My boss was already halfway there. He was talking about full transcription pipelines, sentiment analysis, and using LLMs to categorize the "ethical posture" of the conversations.

He was excited. The stakeholders were nodding. It was the perfect corporate AI project—expensive, complex, and great for a quarterly report.

Corporate meeting in a glass office

But I was sitting there, looking at the actual numbers.

I asked them a simple question: "If we find these calls for you, how many can your team actually sit down and review in a week?"

They looked at each other. "Maybe 70. 80 if we really push it."

That was the moment the whole "AI magic" vision started to feel absurd to me. We were about to build a Ferrari to drive across the street. We were going to process thousands of calls with cutting-edge tech just to hand over a list that a human would only ever see the top 1 percent of.


I didn't say anything in the meeting. I just went back to my desk and started playing with the raw audio files.

I wasn't looking for "sentiment." I was looking for patterns.

And the pattern was so obvious it was almost funny. When people are being "unethical" on a recorded bank line, they aren't being subtle about it. They aren't using complex linguistic structures to hide their anger.

They are shouting.

The customers are screaming because they're losing their houses, or the workers are losing their temper because they've had ten people scream at them already that day.

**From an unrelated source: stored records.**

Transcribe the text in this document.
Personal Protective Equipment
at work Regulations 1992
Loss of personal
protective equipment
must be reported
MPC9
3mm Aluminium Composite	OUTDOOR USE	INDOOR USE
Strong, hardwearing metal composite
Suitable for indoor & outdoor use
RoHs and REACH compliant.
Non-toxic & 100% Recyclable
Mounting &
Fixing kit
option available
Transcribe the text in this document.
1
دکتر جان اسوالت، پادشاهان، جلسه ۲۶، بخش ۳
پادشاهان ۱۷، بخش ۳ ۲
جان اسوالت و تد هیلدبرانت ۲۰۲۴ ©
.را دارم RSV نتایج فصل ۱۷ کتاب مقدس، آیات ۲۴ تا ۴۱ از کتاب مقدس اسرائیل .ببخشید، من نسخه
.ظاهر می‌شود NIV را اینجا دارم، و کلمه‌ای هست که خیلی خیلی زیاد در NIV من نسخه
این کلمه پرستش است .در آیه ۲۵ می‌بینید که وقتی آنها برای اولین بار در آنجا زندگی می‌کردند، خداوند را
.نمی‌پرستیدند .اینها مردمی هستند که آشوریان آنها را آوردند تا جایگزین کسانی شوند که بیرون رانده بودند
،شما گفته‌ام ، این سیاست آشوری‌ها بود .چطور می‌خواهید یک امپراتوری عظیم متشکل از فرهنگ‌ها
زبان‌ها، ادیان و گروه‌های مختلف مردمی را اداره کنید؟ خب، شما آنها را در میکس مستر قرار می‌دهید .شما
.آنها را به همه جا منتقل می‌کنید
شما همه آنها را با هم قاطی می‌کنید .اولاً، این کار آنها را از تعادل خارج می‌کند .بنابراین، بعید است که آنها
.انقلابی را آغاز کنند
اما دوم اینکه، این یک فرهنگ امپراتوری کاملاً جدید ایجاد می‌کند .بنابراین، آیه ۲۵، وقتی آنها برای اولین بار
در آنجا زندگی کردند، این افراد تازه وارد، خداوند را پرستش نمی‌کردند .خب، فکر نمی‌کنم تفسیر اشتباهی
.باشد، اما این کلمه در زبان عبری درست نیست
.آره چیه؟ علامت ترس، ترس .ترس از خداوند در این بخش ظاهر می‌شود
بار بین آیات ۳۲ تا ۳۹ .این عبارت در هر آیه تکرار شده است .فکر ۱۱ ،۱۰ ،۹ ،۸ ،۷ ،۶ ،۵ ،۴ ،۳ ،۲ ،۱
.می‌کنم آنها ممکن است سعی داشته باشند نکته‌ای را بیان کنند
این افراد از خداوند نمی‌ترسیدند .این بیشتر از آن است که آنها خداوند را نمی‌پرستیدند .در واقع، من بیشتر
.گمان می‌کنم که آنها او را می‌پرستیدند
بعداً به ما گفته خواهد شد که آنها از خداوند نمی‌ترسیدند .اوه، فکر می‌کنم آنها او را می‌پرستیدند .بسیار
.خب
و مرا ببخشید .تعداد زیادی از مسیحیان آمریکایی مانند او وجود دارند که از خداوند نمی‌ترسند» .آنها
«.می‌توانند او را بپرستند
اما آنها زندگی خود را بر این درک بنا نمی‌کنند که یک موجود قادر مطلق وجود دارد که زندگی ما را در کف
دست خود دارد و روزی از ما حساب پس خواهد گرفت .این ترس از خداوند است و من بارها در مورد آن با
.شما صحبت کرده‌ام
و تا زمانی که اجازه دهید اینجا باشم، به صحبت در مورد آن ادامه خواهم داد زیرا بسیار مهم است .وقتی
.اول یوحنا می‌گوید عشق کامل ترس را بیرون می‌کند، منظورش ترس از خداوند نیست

I realized I didn't need an LLM. I didn't even need to know what they were saying.

I just needed to know how loud they were saying it.

I wrote a script to analyze the decibel levels across the daily call volume. I looked for the spikes—the moments where the audio clipped or the volume stayed high for more than a few seconds.

I pulled the top 80 loudest calls and sent them over.


It worked. Better than the AI model ever would have.

The department got exactly what they could handle, and the "unethical" behavior was right there in the red zones of the audio waves.

It taught me something about the way we work now. We are so obsessed with the "how"—the newest tool, the biggest model, the most complex path—that we completely forget about the "what."

Real data science isn't about being the smartest person in the room with the most complex code. It's about being the person who realizes that sometimes, the answer isn't in the text. It's just in the noise.